Bats in Agriculture

Resilience in Practice

Bats in Agriculture

researching bats

Bats play a vital but often unrecognized role in agricultural landscapes. Contributions to pollination, seed dispersal, and insect predation have long been speculated, but only recently has our ability to quantify these benefits occurred. Ecosystem functions, including the supply of services valued by humans (like insect predation by bats) are critical to understanding resilience. Working with bats provides both an estimate of ecosystem services provided by bats to producers, as well as additional information regarding the relationship between ecosystem services and resilience.

photo of man researching a bat

 

How to Operationalize Resilience: Controlling Crop Pests

Bats provide many ecosystem services in agriculture, including predation of night-flying insects, for which they are estimated to save agriculture billions of dollars per year. These savings flow directly and indirectly through economics, ecology, and society in a kind of cascading effect. For example, if populations of bats that feed on crop-damaging insects are increased, fewer controls are required to eliminate the crop pest populations.

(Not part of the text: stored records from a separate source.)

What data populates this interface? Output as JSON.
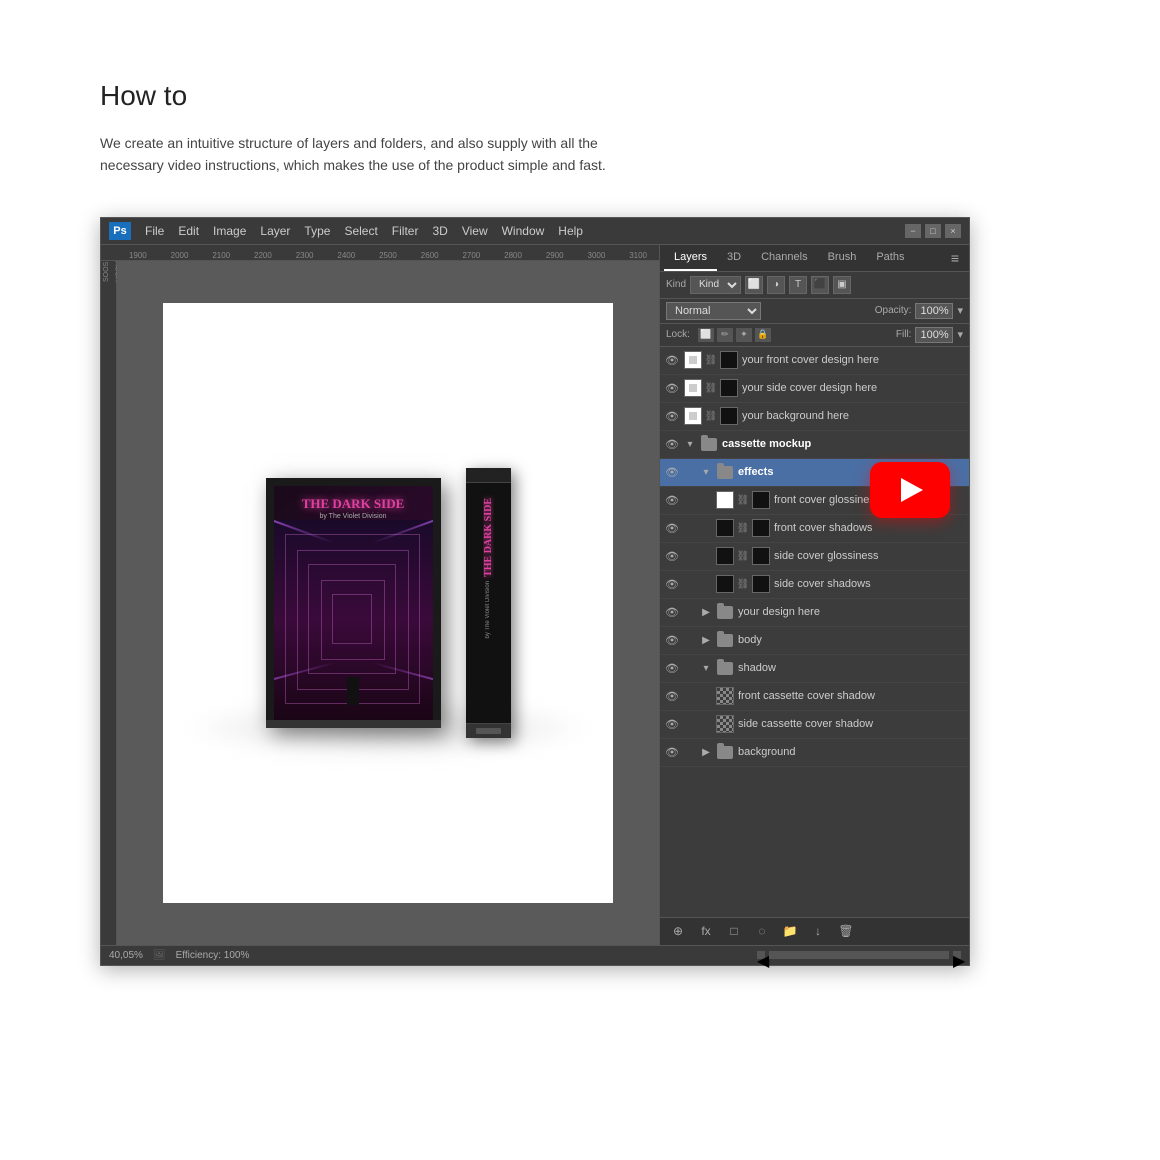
{
  "page": {
    "title": "How to",
    "description": "We create an intuitive structure of layers and folders, and also supply with all the necessary video instructions, which makes the use of the product simple and fast."
  },
  "photoshop": {
    "logo": "Ps",
    "menu_items": [
      "File",
      "Edit",
      "Image",
      "Layer",
      "Type",
      "Select",
      "Filter",
      "3D",
      "View",
      "Window",
      "Help"
    ],
    "window_controls": [
      "−",
      "□",
      "×"
    ],
    "statusbar": {
      "zoom": "40,05%",
      "efficiency": "Efficiency: 100%"
    },
    "panels": {
      "tabs": [
        "Layers",
        "3D",
        "Channels",
        "Brush",
        "Paths"
      ],
      "active_tab": "Layers",
      "kind_label": "Kind",
      "blend_mode": "Normal",
      "opacity_label": "Opacity:",
      "opacity_value": "100%",
      "fill_label": "Fill:",
      "fill_value": "100%",
      "lock_label": "Lock:"
    },
    "layers": [
      {
        "id": 1,
        "indent": 0,
        "type": "layer",
        "name": "your front cover design here",
        "visible": true,
        "selected": false
      },
      {
        "id": 2,
        "indent": 0,
        "type": "layer",
        "name": "your side cover design here",
        "visible": true,
        "selected": false
      },
      {
        "id": 3,
        "indent": 0,
        "type": "layer",
        "name": "your background here",
        "visible": true,
        "selected": false
      },
      {
        "id": 4,
        "indent": 0,
        "type": "folder",
        "name": "cassette mockup",
        "visible": true,
        "selected": false,
        "expanded": true
      },
      {
        "id": 5,
        "indent": 1,
        "type": "folder",
        "name": "effects",
        "visible": true,
        "selected": true,
        "expanded": true
      },
      {
        "id": 6,
        "indent": 2,
        "type": "layer",
        "name": "front cover glossiness",
        "visible": true,
        "selected": false
      },
      {
        "id": 7,
        "indent": 2,
        "type": "layer",
        "name": "front cover shadows",
        "visible": true,
        "selected": false
      },
      {
        "id": 8,
        "indent": 2,
        "type": "layer",
        "name": "side cover glossiness",
        "visible": true,
        "selected": false
      },
      {
        "id": 9,
        "indent": 2,
        "type": "layer",
        "name": "side cover shadows",
        "visible": true,
        "selected": false
      },
      {
        "id": 10,
        "indent": 1,
        "type": "folder",
        "name": "your design here",
        "visible": true,
        "selected": false,
        "expanded": false
      },
      {
        "id": 11,
        "indent": 1,
        "type": "folder",
        "name": "body",
        "visible": true,
        "selected": false,
        "expanded": false
      },
      {
        "id": 12,
        "indent": 1,
        "type": "folder",
        "name": "shadow",
        "visible": true,
        "selected": false,
        "expanded": true
      },
      {
        "id": 13,
        "indent": 2,
        "type": "layer_checker",
        "name": "front cassette cover shadow",
        "visible": true,
        "selected": false
      },
      {
        "id": 14,
        "indent": 2,
        "type": "layer_checker",
        "name": "side cassette cover shadow",
        "visible": true,
        "selected": false
      },
      {
        "id": 15,
        "indent": 1,
        "type": "folder",
        "name": "background",
        "visible": true,
        "selected": false,
        "expanded": false
      }
    ],
    "bottom_icons": [
      "⊕",
      "fx",
      "□",
      "◌",
      "📁",
      "↓",
      "🗑"
    ]
  },
  "cassette": {
    "title_line1": "THE DARK SIDE",
    "subtitle": "by The Violet Division",
    "side_title": "THE DARK SIDE",
    "side_subtitle": "by The Violet Division"
  },
  "ruler": {
    "ticks": [
      "1900",
      "2000",
      "2100",
      "2200",
      "2300",
      "2400",
      "2500",
      "2600",
      "2700",
      "2800",
      "2900",
      "3000",
      "3100"
    ]
  }
}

As fewer insecticidal applications occur, increases in populations of other beneficial insects may also occur (pest-eating insect predators like the Mantis).

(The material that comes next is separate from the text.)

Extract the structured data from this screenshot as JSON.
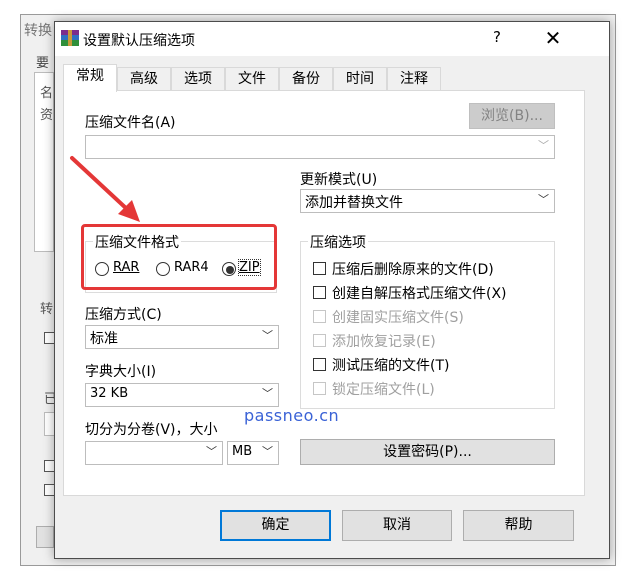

As the food web expands and natural processes solidify over time, benefits to other key areas of cropping systems are restored such as the cycling of nutrients and the formation of soil. A healthier soil biome leads to increased nutrient availability for crops and reduced applications of chemical nutrients. Our resilience management approach has reached a milestone: diversity and redundancy.

How are Bats and Redundancy Related?

When we refer to redundancy, we mean that there are multiple “actors” (in this case, microorganisms, insects, and mammals) contributing to a similar function: crop pest predation. Not only do we have bats seeking crop pests, but there are many bat species, that forage at different times, at different heights and in different habitats; and bat conservation also encourages the conditions for an array of other species, which may also provide benefits to humans. This array of species operate at different scales as well – bats traverse multiple agricultural fields in a given evening, whereas smaller species may spend their entire life on a single corn stalk.

In this way, we have created a bundled insurance policy. While our specific objective was to increase predation of crop pests, broadening our approach to include other natural processes allows for other predators to thrive. So, if bat populations decline from diseases like white-nose syndrome, multiple other species still form a robust workforce to continue the control of pest species (i.e., redundancy).

Reviewing the Resilience Approach

This example is a condensed view of how natural systems can be bolstered by farmers, ranchers, and land managers in a way that helps manage the human-built system, including agricultural systems. The key to applying resilience ideas is to manage for the entirety of your natural resources to interact based on the needs of a species or process that underlines important ecosystem services (e.g., crop pest predation), and to manage at multiple scales, for example, individual plants, fields, farms and landscapes.

We started our management with bats as they reside near the top of the crop pest food chain. By assessing and managing the needs of winged-insect predators, we have opened the door for additional species to participate in several areas of crop production: yield enhancement, pest and disease control, and bolstering soil fertility.